Une affiche près de la mairie indique : « Si vous nourrissez un ours, vous tuez un ours. »
La ville se trouve sur une importante route migratoire pour les ours, à travers la vallée de l'Olt, mais ils en contournent désormais les bords. « Ils ont compris qu'il n'y a rien pour eux ici », me dit le maire.
Par une chaude soirée d'été, Janos Szin, un tour-opérateur qui gère plusieurs refuges pour ours dans la région de Tusnad, m'envoie les coordonnées de l'endroit où je dois attendre. Un garde forestier en 4×4 vient me chercher.
Une fois installés derrière une grande vitre dans une cache surélevée, il sort un sac et répand du maïs. Les ours arrivent alors qu'il est encore là – deux femelles, dont une avec trois oursons. Au bout d'un moment, un gros mâle s'approche et les autres se dispersent. Il monte sur la balance, déguisé en mangeoire, et nous voyons son poids : 240 kg.

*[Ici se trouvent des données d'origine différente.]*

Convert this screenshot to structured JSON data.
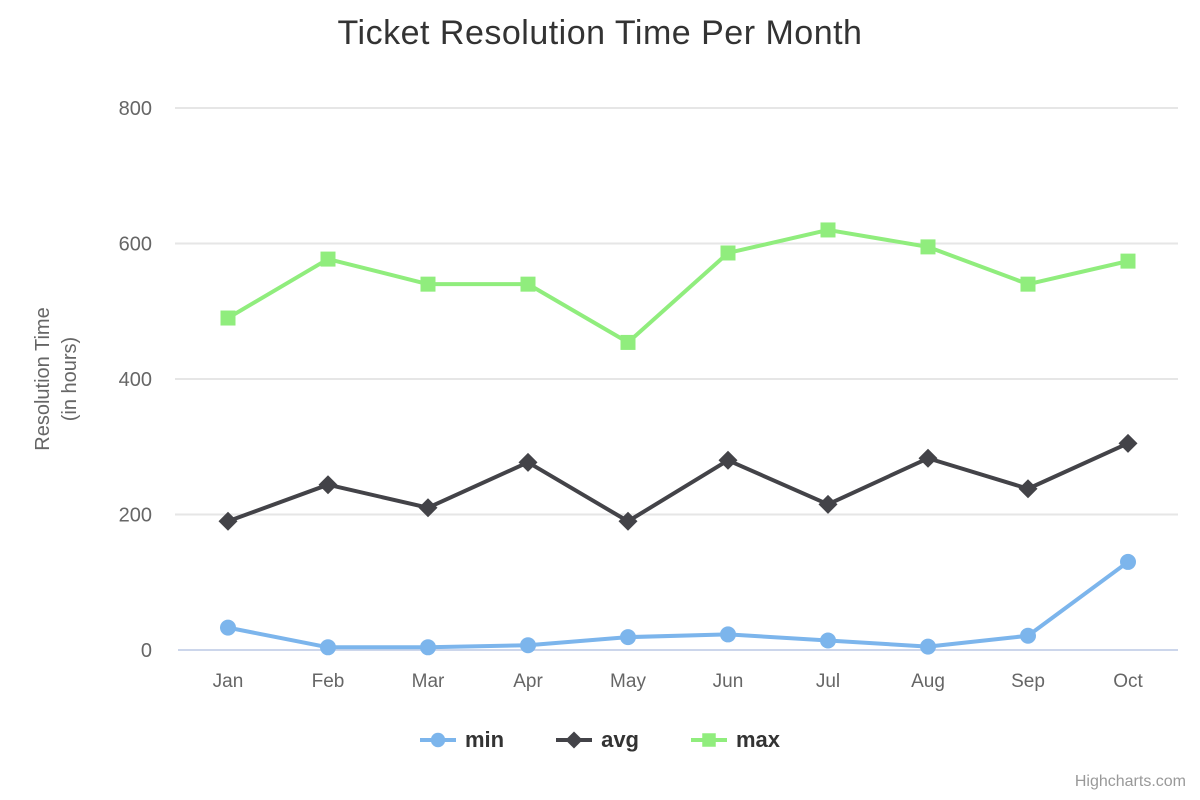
{
  "chart": {
    "title": "Ticket Resolution Time Per Month",
    "credit": "Highcharts.com"
  },
  "chart_data": {
    "type": "line",
    "title": "Ticket Resolution Time Per Month",
    "categories": [
      "Jan",
      "Feb",
      "Mar",
      "Apr",
      "May",
      "Jun",
      "Jul",
      "Aug",
      "Sep",
      "Oct"
    ],
    "series": [
      {
        "name": "min",
        "color": "#7cb5ec",
        "marker": "circle",
        "values": [
          33,
          4,
          4,
          7,
          19,
          23,
          14,
          5,
          21,
          130
        ]
      },
      {
        "name": "avg",
        "color": "#434348",
        "marker": "diamond",
        "values": [
          190,
          244,
          210,
          277,
          190,
          280,
          215,
          283,
          238,
          305
        ]
      },
      {
        "name": "max",
        "color": "#90ed7d",
        "marker": "square",
        "values": [
          490,
          577,
          540,
          540,
          454,
          586,
          620,
          595,
          540,
          574
        ]
      }
    ],
    "xlabel": "",
    "ylabel": "Resolution Time (in hours)",
    "ylabel_lines": [
      "Resolution Time",
      "(in hours)"
    ],
    "ylim": [
      0,
      800
    ],
    "yticks": [
      0,
      200,
      400,
      600,
      800
    ],
    "grid": true,
    "legend_position": "bottom"
  },
  "colors": {
    "grid_line": "#e6e6e6",
    "x_axis_line": "#ccd6eb",
    "axis_label": "#666666",
    "title_text": "#333333",
    "legend_text": "#333333",
    "credit_text": "#999999",
    "background": "#ffffff"
  }
}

Lors d’une conversation téléphonique, M. Szin me dit que la loi est mauvaise.
Les « mauvais ours » seront tués : les grands mâles qui vaquent à leurs occupations dans les montagnes. Ces mâles contribuent à maintenir la population à un niveau bas, dit-il, car ils tuent les oursons pour qu'ils puissent s'accoupler avec leur mère.
Il s’agit d’une pratique courante chez les lions sauvages, mais les experts ne sont pas d’accord sur sa prévalence chez les ours.
Les braconniers qui tentent de voler des oursons constituent un autre problème, suggère M. Szin.
Il craint que les chasseurs du monde entier ne se rassemblent désormais en Roumanie, le seul endroit où ils peuvent récupérer une peau d'ours et un crâne, pour les accrocher aux murs.